Gaining Healthy Weight

In 4 years, I have lost 20 lbs and nearly gained it back.

Picture dated July 2003, two days before I was told: Now, 4 years ago I lost that 20 lbs in 3 weeks due to the stress and not eating because my husband told me he was having an affair. (bit of a shock to my system to say the least!) I was severely depressed at what my world had become. The news blindsided me. I had NO IDEA what was going on. Looking back, oh yeah, signs were everywhere. At first, my husband had me convinced it was my fault for what he had done, I should have been a better wife ... blah, blah, blah. Well, my attitude began to change.........

Picture dated November 2004, getting ready to jump off a 50ft cliff: I began rediscovering myself. I spent about 4-5 days/week at the gym working out 1-2 hrs. In addition, I would be out on some serious mountain bike trails 1-2 days/week. Needless to say, I was in amazing shape and condition.
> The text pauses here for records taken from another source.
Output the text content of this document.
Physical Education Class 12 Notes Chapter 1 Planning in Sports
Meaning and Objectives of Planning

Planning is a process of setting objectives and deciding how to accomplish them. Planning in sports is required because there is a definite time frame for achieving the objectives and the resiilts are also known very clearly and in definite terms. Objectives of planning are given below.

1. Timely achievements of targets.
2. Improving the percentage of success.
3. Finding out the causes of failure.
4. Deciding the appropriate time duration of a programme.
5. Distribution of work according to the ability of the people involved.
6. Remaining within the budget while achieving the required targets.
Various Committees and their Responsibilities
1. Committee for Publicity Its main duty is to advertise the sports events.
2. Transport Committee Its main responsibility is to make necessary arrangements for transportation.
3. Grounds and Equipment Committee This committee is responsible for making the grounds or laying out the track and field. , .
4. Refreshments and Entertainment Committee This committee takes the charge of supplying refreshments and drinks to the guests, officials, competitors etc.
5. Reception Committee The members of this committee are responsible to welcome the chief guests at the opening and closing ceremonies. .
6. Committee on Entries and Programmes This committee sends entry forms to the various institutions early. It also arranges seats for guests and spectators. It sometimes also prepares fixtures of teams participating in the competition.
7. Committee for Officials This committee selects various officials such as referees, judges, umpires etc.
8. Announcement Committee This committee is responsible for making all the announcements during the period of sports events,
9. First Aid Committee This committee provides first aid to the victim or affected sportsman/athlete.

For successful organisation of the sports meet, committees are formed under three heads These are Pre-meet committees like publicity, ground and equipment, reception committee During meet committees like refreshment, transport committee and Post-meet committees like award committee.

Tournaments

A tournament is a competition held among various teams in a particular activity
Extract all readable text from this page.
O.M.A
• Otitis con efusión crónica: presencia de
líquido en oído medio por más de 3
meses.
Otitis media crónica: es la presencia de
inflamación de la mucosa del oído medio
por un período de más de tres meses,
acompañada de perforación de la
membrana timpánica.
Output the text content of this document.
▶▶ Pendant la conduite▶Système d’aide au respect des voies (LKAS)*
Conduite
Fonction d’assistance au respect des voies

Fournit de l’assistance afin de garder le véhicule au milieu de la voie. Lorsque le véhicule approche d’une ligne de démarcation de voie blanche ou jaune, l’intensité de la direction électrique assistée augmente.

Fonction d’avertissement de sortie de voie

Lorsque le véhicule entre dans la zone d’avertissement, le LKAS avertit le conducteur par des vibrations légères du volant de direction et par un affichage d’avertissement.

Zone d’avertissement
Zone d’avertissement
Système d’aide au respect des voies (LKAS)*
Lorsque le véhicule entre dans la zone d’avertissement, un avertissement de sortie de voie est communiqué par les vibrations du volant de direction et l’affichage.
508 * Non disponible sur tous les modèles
I was coping with a pending divorce, moving my home, dealing with an ex-husband that was ... well ... difficult (to be kind with words). Working out was far healthier way of dealing with my stress than alcohol and drugs, though I did lean on both at needed times.

I moved away from him and closer to my mom.
Started up Organized Solutions and life has been so good since.

Picture dated September 2007, out with friends: Happy, healthy and not quite 20 lbs gained in 3 years. UGH! I haven't dieted in the past, I don't eat poorly and I'm not going to start dieting now. The ability to workout is not happening right now. That is the result of this slow weight gain.

When I step on a scale and see my weight, I could let that number make me feel bad. As I stand there, I think about who I am, what it took to get to this point and how I have returned to myself - Happier than ever.

That number is a point of information. It means nothing to me.
Looking around me at what matters: My boys, my family, my friends.
That weight cannot be measured.

Next time you step on a scale,
Close your eyes and do not look at the number.
Think about who you are and take the weight of yourself.
Appreciate all that you have.
Do this daily.
The weight you gain from this is precious.

What do you appreciate about yourself?

2 comments:

Anonymous said...

I appreciate the fact that I never give up on what I feel is truly important in my life.


Hey, Angie. I don't recognize the person in the top photo. Don't know her. Never met her.

Angie Weid said...

Leasa,
I don't even recognize pictures of me prior to my divorce. It's kinda creepy to see how sad I was and not even know it at that time.